Since the eighteenth century, the scope of patentable subject matter under the Patent Act has encompassed four categories—“process, machine, manufacture, or composition of matter.”[1] Until recently, these categories were broadly construed to encompass “anything under the sun that is made by man.”[2] In the 1998 State Street Bank decision, the Federal Circuit made it clear that this broad scope of patentable subject matter also includes business methods.[3] In that case, the patented invention related to a method of allowing multiple mutual funds to pool their resources and take advantage of economies of scale.[4] The next year, the Federal Circuit held in AT&T v. Excel
that any process that provides a “useful, concrete, tangible result” is patentable subject matter.[5]
The Board of Patent Appeals and Interferences followed the AT&T holding in Ex Parte Lundgren, which rejected a separate “technological arts” requirement and found that an invention of a method of compensating a business manager based on comparative performance, which did not require the
use of a computer or any specific machinery, was patentable subject matter.[6]

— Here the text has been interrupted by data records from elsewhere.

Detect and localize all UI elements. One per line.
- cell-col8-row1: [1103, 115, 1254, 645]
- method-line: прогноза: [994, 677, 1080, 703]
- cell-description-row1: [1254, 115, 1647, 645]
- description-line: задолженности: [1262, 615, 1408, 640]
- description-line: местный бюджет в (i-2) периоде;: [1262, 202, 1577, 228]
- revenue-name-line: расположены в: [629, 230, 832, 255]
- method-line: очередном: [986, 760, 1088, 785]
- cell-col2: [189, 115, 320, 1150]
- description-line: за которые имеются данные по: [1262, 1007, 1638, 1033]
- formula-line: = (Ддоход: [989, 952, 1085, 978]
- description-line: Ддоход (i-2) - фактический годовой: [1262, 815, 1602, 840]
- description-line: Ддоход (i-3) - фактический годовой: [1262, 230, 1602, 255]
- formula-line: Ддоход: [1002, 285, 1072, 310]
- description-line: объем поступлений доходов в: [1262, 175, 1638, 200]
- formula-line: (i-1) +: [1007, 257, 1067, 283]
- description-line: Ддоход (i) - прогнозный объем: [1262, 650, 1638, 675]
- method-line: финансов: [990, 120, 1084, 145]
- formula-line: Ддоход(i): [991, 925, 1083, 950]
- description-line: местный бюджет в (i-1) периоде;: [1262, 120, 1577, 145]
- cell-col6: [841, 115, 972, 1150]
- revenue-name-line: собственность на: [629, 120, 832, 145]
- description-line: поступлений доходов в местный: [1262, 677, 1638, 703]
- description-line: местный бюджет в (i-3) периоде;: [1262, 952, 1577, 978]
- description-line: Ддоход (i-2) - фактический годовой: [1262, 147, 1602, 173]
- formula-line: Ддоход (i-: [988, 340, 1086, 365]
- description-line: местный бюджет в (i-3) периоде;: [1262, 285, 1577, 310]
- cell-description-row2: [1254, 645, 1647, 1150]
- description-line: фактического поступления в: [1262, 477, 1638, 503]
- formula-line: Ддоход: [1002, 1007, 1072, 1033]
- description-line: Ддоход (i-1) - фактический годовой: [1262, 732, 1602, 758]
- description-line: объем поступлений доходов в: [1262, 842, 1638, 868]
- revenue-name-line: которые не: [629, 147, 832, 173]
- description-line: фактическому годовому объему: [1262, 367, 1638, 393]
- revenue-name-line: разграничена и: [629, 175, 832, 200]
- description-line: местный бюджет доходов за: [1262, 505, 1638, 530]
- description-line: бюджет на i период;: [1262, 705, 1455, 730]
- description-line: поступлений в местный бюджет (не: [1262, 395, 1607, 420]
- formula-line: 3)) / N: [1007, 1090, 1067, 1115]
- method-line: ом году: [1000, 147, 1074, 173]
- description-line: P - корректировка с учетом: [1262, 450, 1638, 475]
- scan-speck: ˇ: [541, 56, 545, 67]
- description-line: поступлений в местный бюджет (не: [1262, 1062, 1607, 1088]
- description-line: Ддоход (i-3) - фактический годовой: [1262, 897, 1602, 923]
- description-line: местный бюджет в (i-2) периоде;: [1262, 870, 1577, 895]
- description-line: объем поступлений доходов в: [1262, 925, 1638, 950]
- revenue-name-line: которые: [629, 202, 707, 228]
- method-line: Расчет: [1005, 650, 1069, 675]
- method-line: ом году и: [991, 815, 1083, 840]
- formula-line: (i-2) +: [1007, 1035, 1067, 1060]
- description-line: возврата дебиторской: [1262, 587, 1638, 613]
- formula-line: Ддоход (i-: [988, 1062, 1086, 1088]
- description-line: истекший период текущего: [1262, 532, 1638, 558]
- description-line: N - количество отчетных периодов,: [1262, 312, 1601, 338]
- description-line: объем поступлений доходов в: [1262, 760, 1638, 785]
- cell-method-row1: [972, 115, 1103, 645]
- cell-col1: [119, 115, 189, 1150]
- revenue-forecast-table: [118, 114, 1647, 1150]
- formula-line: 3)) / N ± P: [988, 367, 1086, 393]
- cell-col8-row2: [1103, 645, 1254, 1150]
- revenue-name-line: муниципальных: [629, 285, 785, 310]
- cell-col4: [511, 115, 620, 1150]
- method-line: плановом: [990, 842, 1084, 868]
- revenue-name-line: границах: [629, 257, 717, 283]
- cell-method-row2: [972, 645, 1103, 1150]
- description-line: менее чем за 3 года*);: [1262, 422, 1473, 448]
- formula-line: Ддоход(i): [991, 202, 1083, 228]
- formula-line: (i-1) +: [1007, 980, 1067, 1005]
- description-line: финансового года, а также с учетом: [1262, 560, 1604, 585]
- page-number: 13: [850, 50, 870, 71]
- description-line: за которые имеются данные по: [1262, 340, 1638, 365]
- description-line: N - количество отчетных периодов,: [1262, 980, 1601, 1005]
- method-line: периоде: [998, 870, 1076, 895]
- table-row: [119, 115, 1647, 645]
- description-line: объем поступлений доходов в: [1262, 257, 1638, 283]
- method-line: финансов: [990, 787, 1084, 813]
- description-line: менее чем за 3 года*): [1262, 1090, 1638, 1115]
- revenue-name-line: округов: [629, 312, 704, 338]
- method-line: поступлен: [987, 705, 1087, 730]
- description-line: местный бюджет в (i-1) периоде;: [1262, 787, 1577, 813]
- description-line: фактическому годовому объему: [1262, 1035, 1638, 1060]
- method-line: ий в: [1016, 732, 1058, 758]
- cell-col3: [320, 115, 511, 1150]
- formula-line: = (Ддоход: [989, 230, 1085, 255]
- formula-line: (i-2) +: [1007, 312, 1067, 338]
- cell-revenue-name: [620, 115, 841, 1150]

Recently, the Federal Circuit issued two opinions that substantially narrow what was previously thought to be within the purview of 35 U.S.C. § 101. The Federal Circuit held that a business method, when not combined with a machine such as a computer, is not patentable, and that a
signal, on its own, is also not patentable. These two decisions create three new conditions for patentability not previously recognized in the case law: a “technological arts” requirement, a “nontransience” requirement, and a “tangibility” requirement.